Two Statistical Methods
Apr 27th, 2009 by Scott Hebert
Contingency tables are used to analyze two variables. The tables are arranged in such a way that the frequency for one variable is represented in rows and the other variable is represented in columns. The primary purpose of contingency tables as a statistical method is to determine if the two variables are independent (Triola, 2008). Contingency tables are beneficial thanks to the relative simplicity of Chi Squared computations. Unfortunately, contingency tables can only indicate dependence between the two variables being analyzed. They offer no insight as to how the variables are related or what effect a change in one variable will have on another. That information can be gained through the use of correlation and regression.
Correlation is a statistical method that seeks to define the relationship between two dependent variables. The correlation coefficient is a number between -1 and +1 that describes the relationship between two variables. If the correlation coefficient is positive, then the two variables tend to display the same relative frequency. In other words, relatively high values for one variable accompany high values for another. A negative correlation coefficient describes a scenario where the variables are inversely related. In this case, a high value for one variable results in a low value for the other (Moles & Terry, 1997). Regression is simply the process of defining and graphing the slope of the line that includes the correlation data.

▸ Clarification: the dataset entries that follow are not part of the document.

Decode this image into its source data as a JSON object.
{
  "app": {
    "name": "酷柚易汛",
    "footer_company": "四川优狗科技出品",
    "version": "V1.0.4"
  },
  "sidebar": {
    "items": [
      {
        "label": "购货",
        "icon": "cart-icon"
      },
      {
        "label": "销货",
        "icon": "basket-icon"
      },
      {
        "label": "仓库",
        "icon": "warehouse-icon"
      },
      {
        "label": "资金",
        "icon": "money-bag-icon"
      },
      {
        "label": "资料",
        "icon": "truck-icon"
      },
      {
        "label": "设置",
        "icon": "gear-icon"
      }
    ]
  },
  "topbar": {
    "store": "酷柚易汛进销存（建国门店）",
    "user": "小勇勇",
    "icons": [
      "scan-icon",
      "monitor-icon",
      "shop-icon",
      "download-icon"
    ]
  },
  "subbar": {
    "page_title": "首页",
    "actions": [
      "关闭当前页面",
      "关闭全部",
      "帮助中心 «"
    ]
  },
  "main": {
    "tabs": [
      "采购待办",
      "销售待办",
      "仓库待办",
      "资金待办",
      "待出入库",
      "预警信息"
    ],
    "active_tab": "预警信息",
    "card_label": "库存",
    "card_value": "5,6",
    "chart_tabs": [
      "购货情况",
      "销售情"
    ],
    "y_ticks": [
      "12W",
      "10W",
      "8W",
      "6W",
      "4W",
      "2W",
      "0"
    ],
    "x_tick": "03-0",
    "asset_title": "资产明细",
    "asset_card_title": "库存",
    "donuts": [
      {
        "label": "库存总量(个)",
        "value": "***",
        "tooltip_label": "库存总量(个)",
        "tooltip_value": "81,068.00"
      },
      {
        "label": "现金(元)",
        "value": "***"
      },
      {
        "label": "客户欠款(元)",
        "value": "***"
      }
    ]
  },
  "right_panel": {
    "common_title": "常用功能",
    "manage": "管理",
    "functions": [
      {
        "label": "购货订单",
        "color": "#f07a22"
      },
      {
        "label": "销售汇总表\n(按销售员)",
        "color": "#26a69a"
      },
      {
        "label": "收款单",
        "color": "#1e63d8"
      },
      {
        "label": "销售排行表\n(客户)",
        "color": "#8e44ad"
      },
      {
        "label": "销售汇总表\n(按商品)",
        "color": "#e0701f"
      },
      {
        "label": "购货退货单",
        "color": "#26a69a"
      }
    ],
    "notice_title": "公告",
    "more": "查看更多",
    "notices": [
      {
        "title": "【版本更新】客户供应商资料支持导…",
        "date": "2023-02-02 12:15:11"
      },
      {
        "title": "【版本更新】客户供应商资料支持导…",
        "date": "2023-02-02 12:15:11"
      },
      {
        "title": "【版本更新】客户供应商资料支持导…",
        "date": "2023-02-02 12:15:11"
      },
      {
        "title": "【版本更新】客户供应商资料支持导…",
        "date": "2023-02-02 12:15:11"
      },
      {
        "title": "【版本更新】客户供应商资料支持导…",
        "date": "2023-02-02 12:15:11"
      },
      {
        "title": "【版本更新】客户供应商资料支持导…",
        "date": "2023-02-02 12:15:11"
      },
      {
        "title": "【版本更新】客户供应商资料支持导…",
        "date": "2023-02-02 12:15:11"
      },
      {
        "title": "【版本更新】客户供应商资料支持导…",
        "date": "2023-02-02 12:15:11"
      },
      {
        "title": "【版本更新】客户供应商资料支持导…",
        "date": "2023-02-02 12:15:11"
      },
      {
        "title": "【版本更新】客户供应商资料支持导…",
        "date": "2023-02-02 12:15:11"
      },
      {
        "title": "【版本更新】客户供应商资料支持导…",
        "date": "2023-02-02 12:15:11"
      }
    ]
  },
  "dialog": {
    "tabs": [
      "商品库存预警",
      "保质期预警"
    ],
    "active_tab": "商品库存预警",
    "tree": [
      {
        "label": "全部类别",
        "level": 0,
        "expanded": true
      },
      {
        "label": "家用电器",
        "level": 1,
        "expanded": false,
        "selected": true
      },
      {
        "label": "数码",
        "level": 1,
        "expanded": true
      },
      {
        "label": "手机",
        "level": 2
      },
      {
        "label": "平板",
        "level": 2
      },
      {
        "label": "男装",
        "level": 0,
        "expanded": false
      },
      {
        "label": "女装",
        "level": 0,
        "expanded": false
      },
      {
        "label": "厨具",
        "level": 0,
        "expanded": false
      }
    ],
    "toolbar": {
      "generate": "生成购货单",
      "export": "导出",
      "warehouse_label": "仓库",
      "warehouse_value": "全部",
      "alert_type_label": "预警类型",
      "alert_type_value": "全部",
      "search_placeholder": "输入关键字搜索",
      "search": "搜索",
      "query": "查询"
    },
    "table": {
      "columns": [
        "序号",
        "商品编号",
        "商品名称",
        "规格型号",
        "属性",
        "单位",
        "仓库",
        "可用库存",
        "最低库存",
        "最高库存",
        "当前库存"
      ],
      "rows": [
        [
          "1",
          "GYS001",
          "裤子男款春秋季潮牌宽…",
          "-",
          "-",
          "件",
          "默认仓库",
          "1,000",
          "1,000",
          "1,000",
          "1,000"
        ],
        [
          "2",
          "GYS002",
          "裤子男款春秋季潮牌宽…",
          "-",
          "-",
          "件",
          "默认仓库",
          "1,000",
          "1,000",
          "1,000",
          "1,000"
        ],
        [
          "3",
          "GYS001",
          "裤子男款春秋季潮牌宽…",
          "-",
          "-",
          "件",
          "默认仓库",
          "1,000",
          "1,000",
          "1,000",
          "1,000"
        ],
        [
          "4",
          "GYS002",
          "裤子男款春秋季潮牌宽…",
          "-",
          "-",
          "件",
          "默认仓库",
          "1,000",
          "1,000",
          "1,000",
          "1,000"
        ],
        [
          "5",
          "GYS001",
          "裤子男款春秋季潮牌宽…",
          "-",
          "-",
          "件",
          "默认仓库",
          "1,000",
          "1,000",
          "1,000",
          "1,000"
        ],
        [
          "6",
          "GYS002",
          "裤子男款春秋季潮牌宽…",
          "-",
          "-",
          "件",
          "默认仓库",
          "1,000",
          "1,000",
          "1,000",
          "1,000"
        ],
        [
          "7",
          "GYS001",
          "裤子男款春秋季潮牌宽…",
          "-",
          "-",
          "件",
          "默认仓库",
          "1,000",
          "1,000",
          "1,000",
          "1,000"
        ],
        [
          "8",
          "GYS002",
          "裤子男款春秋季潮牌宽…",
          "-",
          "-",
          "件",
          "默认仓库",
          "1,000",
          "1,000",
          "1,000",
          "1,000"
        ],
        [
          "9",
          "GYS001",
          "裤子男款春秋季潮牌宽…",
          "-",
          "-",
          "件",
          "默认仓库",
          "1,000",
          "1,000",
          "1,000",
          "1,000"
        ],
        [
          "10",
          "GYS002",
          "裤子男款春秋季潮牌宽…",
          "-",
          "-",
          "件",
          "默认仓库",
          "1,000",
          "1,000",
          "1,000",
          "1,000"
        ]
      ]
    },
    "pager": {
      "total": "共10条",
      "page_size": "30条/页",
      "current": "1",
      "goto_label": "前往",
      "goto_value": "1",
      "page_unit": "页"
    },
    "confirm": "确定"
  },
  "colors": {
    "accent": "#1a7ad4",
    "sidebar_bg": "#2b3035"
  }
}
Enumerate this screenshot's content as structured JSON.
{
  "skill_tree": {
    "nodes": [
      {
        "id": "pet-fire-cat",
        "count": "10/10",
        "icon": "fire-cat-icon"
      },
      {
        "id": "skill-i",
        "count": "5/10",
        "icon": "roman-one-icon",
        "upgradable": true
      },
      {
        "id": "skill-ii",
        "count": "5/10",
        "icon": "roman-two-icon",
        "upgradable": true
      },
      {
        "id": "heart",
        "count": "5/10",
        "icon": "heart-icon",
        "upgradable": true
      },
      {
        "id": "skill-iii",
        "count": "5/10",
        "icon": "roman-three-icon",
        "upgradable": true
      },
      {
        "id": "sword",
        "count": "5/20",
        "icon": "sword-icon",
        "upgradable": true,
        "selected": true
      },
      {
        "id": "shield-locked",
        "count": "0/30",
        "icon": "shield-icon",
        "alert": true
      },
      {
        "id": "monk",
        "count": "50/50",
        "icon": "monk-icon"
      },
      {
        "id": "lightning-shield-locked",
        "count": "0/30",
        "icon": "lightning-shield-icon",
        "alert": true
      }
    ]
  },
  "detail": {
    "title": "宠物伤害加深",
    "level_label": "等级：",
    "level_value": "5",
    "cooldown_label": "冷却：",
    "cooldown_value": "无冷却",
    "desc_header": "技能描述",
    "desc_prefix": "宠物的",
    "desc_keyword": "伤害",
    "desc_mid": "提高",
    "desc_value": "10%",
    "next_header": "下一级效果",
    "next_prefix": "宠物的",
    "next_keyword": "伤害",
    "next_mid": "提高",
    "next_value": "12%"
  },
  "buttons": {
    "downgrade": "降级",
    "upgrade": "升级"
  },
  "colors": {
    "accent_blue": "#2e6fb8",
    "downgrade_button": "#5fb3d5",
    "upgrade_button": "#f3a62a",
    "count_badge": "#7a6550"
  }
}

Correlation builds on contingency tables by accepting that variables are dependent and defining that dependence. For example, a contingency table might indicate that a comparison of years of driving experience to frequency of automobile accidents represents two variables that are not independent. A correlation and regression analysis can determine just how those two variables are related. Unfortunately, correlation cannot explain why those two variables are related. In the case of driver experience and traffic accidents, the correlation may find that increased driver experience results in few accidents. As the data is plotted, it might be uncovered that after a certain number of years of experience, the frequency of traffic accidents begins to increase. This indicates the correlation between experience and accidents changes at some point. It’s more likely, of course, that the increase in accidents is actually related to the age of the driver. Therefore, correlation can describe how to variables related, but cannot explain why.
References
Moles, P. & Terry, N. (1997). Correlation. The Handbook of International Financial Terms. Retrieved April 27, 2009.
Triola, M. F. (2008). Elementary statistics (10th ed.). Boston: Pearson.